Entry-point DMZ. This module is loaded eagerly by opentelemetry-instrument
whenever it discovers any of bsb_otel’s entry points (env vars,
exporters, distro). Keeping this file empty — no module-level imports beyond
the standard library — guarantees the DMZ rule: nothing here can drag in
bsb, which would fire MPI_Init prematurely.

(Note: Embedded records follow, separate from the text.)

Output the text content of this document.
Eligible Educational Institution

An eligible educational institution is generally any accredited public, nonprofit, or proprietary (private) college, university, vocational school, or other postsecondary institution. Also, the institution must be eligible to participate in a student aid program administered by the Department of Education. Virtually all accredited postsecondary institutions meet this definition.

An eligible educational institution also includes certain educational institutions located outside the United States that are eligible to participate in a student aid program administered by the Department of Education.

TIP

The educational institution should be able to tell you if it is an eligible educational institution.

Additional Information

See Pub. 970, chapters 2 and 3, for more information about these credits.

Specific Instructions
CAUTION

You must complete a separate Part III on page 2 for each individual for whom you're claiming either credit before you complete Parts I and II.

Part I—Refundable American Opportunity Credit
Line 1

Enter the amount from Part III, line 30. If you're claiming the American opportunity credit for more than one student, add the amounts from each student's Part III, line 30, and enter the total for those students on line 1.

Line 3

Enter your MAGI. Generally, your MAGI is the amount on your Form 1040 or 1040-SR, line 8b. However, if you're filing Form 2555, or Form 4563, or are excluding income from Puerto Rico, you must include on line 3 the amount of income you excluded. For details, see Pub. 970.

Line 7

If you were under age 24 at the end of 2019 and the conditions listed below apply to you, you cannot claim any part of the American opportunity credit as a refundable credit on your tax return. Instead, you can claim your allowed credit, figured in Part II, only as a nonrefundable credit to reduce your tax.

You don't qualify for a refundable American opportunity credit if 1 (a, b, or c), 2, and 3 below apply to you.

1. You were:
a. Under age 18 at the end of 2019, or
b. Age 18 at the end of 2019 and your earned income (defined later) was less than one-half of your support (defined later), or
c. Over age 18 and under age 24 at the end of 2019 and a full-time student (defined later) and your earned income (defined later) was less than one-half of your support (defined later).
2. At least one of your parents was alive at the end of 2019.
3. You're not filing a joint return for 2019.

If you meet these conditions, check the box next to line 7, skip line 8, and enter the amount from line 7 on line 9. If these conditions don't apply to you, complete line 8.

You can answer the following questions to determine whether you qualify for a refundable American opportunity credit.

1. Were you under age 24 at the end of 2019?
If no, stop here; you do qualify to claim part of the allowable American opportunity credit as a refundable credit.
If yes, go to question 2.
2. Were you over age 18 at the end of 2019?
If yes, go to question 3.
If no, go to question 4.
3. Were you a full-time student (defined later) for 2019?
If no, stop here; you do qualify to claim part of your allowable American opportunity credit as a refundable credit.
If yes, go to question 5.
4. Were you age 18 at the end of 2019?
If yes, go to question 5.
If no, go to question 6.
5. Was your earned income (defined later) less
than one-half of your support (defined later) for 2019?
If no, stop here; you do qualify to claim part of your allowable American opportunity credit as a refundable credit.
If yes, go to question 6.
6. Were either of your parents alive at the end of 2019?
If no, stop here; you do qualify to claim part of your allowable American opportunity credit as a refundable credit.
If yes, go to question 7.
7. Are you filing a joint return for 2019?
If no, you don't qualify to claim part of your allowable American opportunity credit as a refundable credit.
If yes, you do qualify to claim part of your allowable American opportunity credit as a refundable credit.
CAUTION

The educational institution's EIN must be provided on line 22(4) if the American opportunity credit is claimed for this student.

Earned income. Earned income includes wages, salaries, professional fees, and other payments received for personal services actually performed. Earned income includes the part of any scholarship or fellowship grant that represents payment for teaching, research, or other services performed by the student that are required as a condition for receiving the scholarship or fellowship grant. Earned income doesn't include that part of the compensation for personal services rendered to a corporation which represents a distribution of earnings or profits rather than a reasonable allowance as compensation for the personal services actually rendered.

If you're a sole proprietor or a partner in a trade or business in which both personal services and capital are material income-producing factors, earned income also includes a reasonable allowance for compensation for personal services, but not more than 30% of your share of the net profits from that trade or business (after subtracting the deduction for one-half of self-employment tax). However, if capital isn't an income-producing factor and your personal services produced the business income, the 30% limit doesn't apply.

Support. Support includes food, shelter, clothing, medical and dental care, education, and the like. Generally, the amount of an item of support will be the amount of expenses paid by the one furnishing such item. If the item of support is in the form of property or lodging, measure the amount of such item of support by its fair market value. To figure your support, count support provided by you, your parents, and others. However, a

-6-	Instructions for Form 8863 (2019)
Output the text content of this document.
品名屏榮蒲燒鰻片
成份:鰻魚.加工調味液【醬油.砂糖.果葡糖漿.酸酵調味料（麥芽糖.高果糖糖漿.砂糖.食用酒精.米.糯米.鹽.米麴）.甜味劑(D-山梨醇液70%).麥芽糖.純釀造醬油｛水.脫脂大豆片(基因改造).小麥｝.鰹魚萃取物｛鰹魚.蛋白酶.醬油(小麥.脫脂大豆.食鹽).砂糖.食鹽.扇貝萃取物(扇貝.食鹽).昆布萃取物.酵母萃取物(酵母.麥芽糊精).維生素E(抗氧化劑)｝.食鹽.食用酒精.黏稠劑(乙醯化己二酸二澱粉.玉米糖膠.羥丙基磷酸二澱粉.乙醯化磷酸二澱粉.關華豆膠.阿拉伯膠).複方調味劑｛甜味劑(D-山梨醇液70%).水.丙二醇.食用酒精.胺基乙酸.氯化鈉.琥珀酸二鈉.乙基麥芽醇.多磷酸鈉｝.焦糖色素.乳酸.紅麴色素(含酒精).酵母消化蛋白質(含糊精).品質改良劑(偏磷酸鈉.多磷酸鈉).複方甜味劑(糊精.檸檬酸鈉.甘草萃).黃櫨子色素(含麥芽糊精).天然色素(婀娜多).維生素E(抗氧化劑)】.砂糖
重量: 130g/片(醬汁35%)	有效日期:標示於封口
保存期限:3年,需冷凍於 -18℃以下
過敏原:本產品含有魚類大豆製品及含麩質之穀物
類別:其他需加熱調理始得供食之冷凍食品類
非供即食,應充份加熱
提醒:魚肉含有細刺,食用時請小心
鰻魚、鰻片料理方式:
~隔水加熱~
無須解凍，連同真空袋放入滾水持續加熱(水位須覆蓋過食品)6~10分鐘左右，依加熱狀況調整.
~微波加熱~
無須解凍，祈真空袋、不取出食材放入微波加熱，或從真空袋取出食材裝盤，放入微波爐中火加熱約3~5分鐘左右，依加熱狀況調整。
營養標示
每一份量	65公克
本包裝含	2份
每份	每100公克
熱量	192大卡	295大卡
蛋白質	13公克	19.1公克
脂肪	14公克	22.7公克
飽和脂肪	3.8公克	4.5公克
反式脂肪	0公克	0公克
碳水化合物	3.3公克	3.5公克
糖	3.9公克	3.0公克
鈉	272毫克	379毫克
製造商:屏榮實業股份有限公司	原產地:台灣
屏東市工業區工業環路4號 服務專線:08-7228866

Under opentelemetry-instrument’s two-phase startup (entry-point
discovery before execl, then sitecustomize after), a too-early
MPI_Init runs twice and exhausts the SLURM PMI slot — the second
init fails with PMI2 error 14.
The DMZ rule: no top-level bsb* import in this file or any module
reachable from a registered entry point (bsb_otel._otel_env,
bsb_otel.exporters, bsb_otel._distro). Transitive imports through
bsb are unpredictable — bsb.services may get pulled in by something
seemingly innocent — so the rule forbids bsb entirely, not just
bsb.services.
Public API: import directly from the submodule that owns each symbol:
from bsb_otel.tracer import BsbTracer, get_bsb_tracer
from bsb_otel.tracer import local_tracing, use_communicator
from bsb_otel.tracer import TerminationError, ensure_spans_on_exit
from bsb_otel.exporters import JSONLinesSpanExporter
from bsb_otel.replay import replay_files
from bsb_otel.testing import OTelFixture